Selected topics in computational mechanics

Authors
Affiliation

Mohit Pundir

Institute for Building Materials, ETH Zurich

Flavio Lorez

Institute for Building Materials, ETH Zurich

This website contains the course material for the course “Selected topics in computational mechanics” at ETH Zurich. The Moodle link to the course is here. STCM is an advanced course in computational mechanics, focusing on modern methods for modeling nonlinear and coupled phenomena. Topics covered in the course include contact, fracture, and multiphysics problems. Students gain both theoretical insight and practical skills to address complex boundary value problems in solid mechanics.

Learning Objectives

  • Perform large scale simulation using sparse solvers/matrix-free methods
  • Formulate and implement constrained minimization problems
  • Model and simulate contact and fracture phenomena
  • Solve coupled problems using staggered and monolithic strategies
  • Apply computational tools to nonlinear, coupled boundary value problems

Tools and Libraries

The programming language used is Python and below are the python-libraries necessary for this course.

  • tatva: our own small library for common FEM operations
  • JAX: for computing stiffness matrix and internal force vector
  • scipy: for sparse solvers
  • matplotlib: visualization

Besides tatva, you might also be unfamiliar with JAX, but rest assured, you are not expected to. We will only use certain functionalities of these libraries, which will be introduced in the course.

To be ready for the course, you should be familiar with Jupyter notebooks. All the in-class activities and the assignments will be in the form of Jupyter notebooks. So, for this course, you will need a python environment with jupyter and the above libraries installed.
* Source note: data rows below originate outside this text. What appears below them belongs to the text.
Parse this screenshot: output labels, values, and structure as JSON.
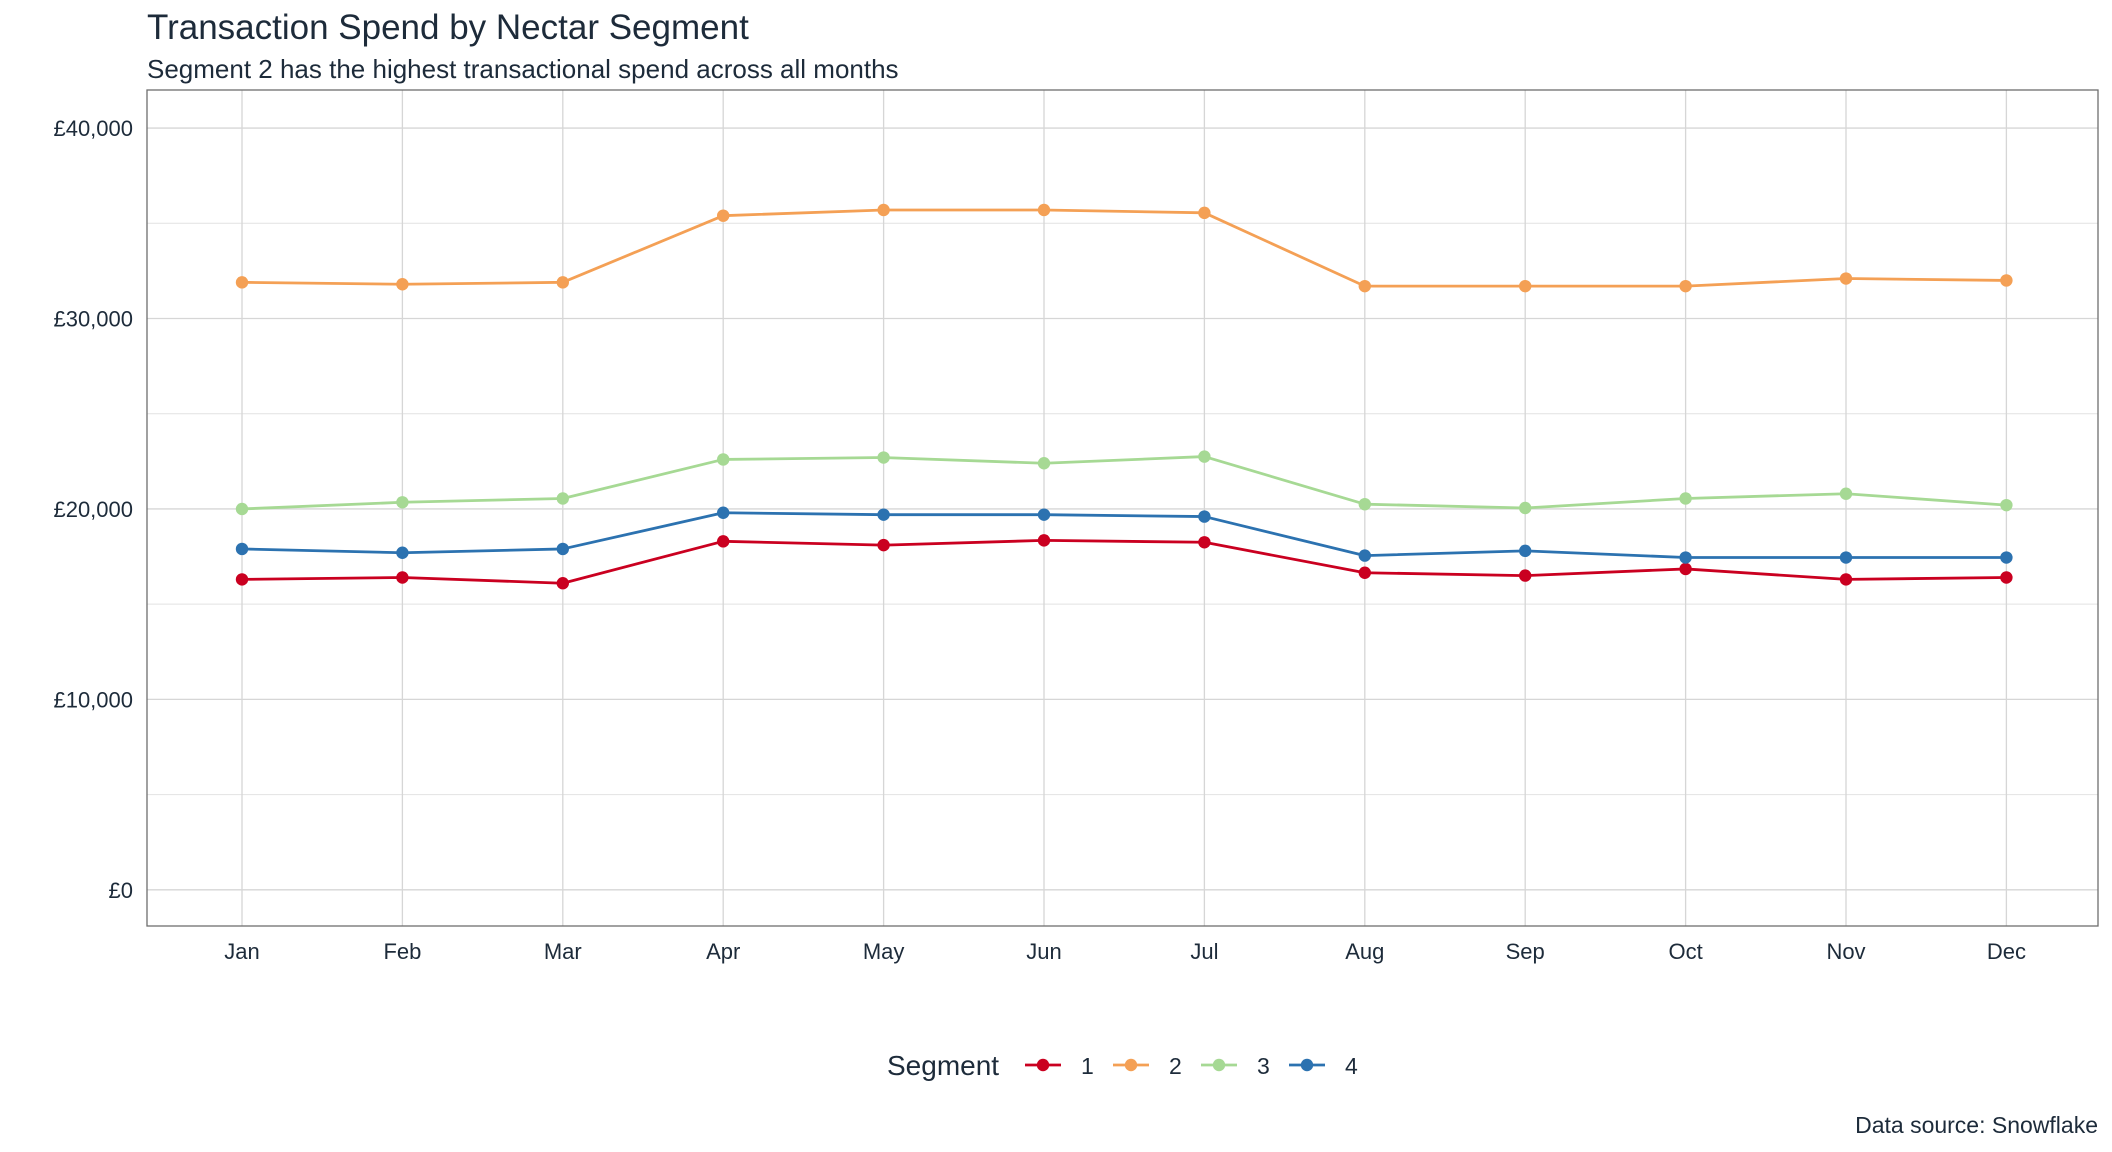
{
  "chart_data": {
    "type": "line",
    "title": "Transaction Spend by Nectar Segment",
    "subtitle": "Segment 2 has the highest transactional spend across all months",
    "caption": "Data source: Snowflake",
    "xlabel": "",
    "ylabel": "",
    "categories": [
      "Jan",
      "Feb",
      "Mar",
      "Apr",
      "May",
      "Jun",
      "Jul",
      "Aug",
      "Sep",
      "Oct",
      "Nov",
      "Dec"
    ],
    "ylim": [
      -1900,
      42000
    ],
    "yticks": [
      0,
      10000,
      20000,
      30000,
      40000
    ],
    "ytick_labels": [
      "£0",
      "£10,000",
      "£20,000",
      "£30,000",
      "£40,000"
    ],
    "grid": true,
    "legend": {
      "title": "Segment",
      "position": "bottom"
    },
    "series": [
      {
        "name": "1",
        "color": "#ca0020",
        "values": [
          16300,
          16400,
          16100,
          18300,
          18100,
          18350,
          18250,
          16650,
          16500,
          16850,
          16300,
          16400
        ]
      },
      {
        "name": "2",
        "color": "#f4a055",
        "values": [
          31900,
          31800,
          31900,
          35400,
          35700,
          35700,
          35550,
          31700,
          31700,
          31700,
          32100,
          32000
        ]
      },
      {
        "name": "3",
        "color": "#a6d994",
        "values": [
          20000,
          20350,
          20550,
          22600,
          22700,
          22400,
          22750,
          20250,
          20050,
          20550,
          20800,
          20200
        ]
      },
      {
        "name": "4",
        "color": "#2c72b0",
        "values": [
          17900,
          17700,
          17900,
          19800,
          19700,
          19700,
          19600,
          17550,
          17800,
          17450,
          17450,
          17450
        ]
      }
    ]
  }
}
Installation of the libraries

Installing the tatva library will install the dependencies like JAX, matplotlib, and scipy necessary for this course. We will also be using Jupyter notebooks for the course, so you should also install Jupyter. Assuming you have a recent version of python installed (see here), you can set up a virtual environment using venv.

Create a new virtual environment using venv: In your terminal,

cd <your_project_directory>
python -m venv venv_stcm

Activate the virtual environment:

source venv_stcm/bin/activate

Then, install the dependencies to your environment:

pip install tatva==0.1.2 jupyter

For Windows users, you can execute the above command in PowerShell terminal.

Once installed, you can verify the installation by running the following within a Jupyter notebook in your preferred editor (VS Code, PyCharm, etc.). Make sure you are in the virtual environment that you just created.

import tatva
import jax

If you see no error, then the installation is successful.

Usage of tatva and JAX

In this course, we will use tatva for performing Finite Element operations such as integration, gradient and interpolation at quadrature point. The basic usage of tatva necessary for this course is given in Appendix A — Basics of tatva. Please refer to this section for the basic usage of tatva.

Similarly, we will use JAX for performing automatic differentiation of python functions. The basic usage of JAX necessary for this course is given in Appendix B — Basics of JAX. Please refer to this section for the basic usage of JAX.